Ternyata Leon membawa Jinhee ke dalam bangunan tua. Dia memperkenalkan beberapa ruangan di dalamnya. Ruangan yang kini mereka tempati adalah ruangan perantara—yang kaca jendelanya dipecah oleh Jinhee waktu itu. Di arah belakang adalah ruangan yang Jinhee pakai untuk menyimpan kapsul terbang, dan ruangan setelah itu adalah bagian depan bangunan yang akan dijadikan praktik pertahanan terhadap radiasi nuklir. Dan sebuah ruangan lain di depan mereka adalah ruangan pendingin. Selama praktik berlangsung, Leon akan berada di sana untuk mengawasi dan mengamati reaksi dalam tubuh Jinhee lewat layar monitor khusus. Tentu saja, Leon akan aman dari paparan radiasi.
"Masuklah," kata Leon, sambil mengangguk ke arah ruang radiasi.
Jinhee ragu.
"Cepat," perintahnya, dan Jinhee bergerak menuju ruangan itu.
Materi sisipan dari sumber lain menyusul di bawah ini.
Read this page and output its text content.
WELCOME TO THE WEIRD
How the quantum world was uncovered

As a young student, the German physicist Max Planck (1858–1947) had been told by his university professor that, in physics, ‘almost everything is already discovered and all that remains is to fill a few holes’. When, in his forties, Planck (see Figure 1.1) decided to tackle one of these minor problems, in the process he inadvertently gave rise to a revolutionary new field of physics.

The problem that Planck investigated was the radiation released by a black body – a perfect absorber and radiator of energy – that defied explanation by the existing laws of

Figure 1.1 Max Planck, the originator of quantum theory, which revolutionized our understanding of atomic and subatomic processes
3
Ruangan ini sangat tertutup dan didominasi oleh warna biru yang sangat gelap. Di bagian tengah ruangan terdapat semacam tabung yang terbuat dari kaca yang dilengkapi oleh berbagai selang. Dari pengeras suara terdengar, "Masuklah ke dalam tabung itu," suara Leon.
Jinhee meyakinkan dirinya. Dia akan sanggup melewati radiasi ini. Kendalikan saja gelombangnya dan perlambat regenerasi dirinya. Ya, begitu saja. Maka Jinhee melangkah ke dalam tabung kaca itu.
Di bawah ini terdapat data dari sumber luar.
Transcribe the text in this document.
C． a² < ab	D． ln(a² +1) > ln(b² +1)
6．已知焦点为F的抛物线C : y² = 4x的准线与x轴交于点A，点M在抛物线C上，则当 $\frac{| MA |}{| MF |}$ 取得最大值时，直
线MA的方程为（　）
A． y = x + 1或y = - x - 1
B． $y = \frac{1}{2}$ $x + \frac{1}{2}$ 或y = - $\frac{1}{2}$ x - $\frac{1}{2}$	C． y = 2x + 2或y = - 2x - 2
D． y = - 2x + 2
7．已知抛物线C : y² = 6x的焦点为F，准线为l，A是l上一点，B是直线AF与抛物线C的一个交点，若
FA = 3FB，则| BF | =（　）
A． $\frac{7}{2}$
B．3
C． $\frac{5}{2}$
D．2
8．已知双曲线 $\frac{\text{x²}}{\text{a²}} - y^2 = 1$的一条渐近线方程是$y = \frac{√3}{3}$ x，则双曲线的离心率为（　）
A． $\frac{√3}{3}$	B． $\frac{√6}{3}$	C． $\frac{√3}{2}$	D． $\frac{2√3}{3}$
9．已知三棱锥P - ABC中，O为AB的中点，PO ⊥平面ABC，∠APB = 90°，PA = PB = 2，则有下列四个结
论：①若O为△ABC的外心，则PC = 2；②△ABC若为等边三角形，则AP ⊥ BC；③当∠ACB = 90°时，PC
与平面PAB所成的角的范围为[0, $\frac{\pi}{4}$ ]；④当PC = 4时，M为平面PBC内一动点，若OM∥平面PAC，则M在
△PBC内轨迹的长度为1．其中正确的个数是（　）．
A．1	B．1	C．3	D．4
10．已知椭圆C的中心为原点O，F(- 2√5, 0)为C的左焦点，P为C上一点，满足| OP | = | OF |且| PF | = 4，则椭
Tabung ini mengunci Jinhee dengan sangat kuat, seolah udara pun tak bisa bebas keluar-masuk. Jinhee semakin gugup.
"Aku akan mulai dari 20 rems, ya? Bersiaplah," kata Leon, melalui pengeras suara.
Jinhee memejamkan kedua matanya, menahan napasnya sebentar, dan berdatanganlah partikel-partikel yang nampak begitu jelas dan menakutkan di mata Jinhee. Mereka berterbangan dengan sangat damai, tenang, lambat, tapi seolah bisa tiba-tiba saja bergerak cepat dan menerkam Jinhee.
Sebisa mungkin Jinhee memaksa dirinya untuk tetap tenang. Karena dengan begitu, dia akan bisa mengendalikan seluruh sel di dalam tubuhnya.
Pengaturan akan dia mulai dari luar. Jinhee menertibkan gerakan ribuan partikel itu, yang mengayun-ayun, berputar-putar, bergelegar-gelegar, dan lainnya. Jinhee akan menyeragamkan gerakan mereka. Dari layar di ruang pendingin, Leon memperhatikan gelombang otak Jinhee. Ada gerakan yang begitu lembut dan tipis di sana. Leon mengamatinya dengan sangat teliti.
Setelah itu, Jinhee akan memerintahkan seluruh sel dalam tubuhnya untuk berbaris rapi, tegap, dan menahan diri dari berkembang dan beregenerasi. Dengan begitu, partikel nuklir menakutkan yang masuk pun tidak akan dengan mudah mengubah barisan mereka. Jinhee berkonsentrasi penuh selama berpuluh-puluh menit ini. Dia nyaris lupa untuk bernapas.
Di dalam dinginnya ruangan lain di seberang sana, Leon memeluk diri sambil tersenyum senang menyaksikan reaksi tubuh Jinhee yang luar biasa itu. Diam-diam dia berpikir, akankah dirinya bisa meniru metode ini? Atau setidaknya menemukan suatu DNA dari Jinhee dan menanamkan DNA itu ke dalam tubuhnya. Ah, ini akan sangat menyenangkan, pikirnya.
Jinhee terdiam beku di dalam tabung kaca yang kelihatannya semakin sesak itu. Dia AKAN bertahan hidup.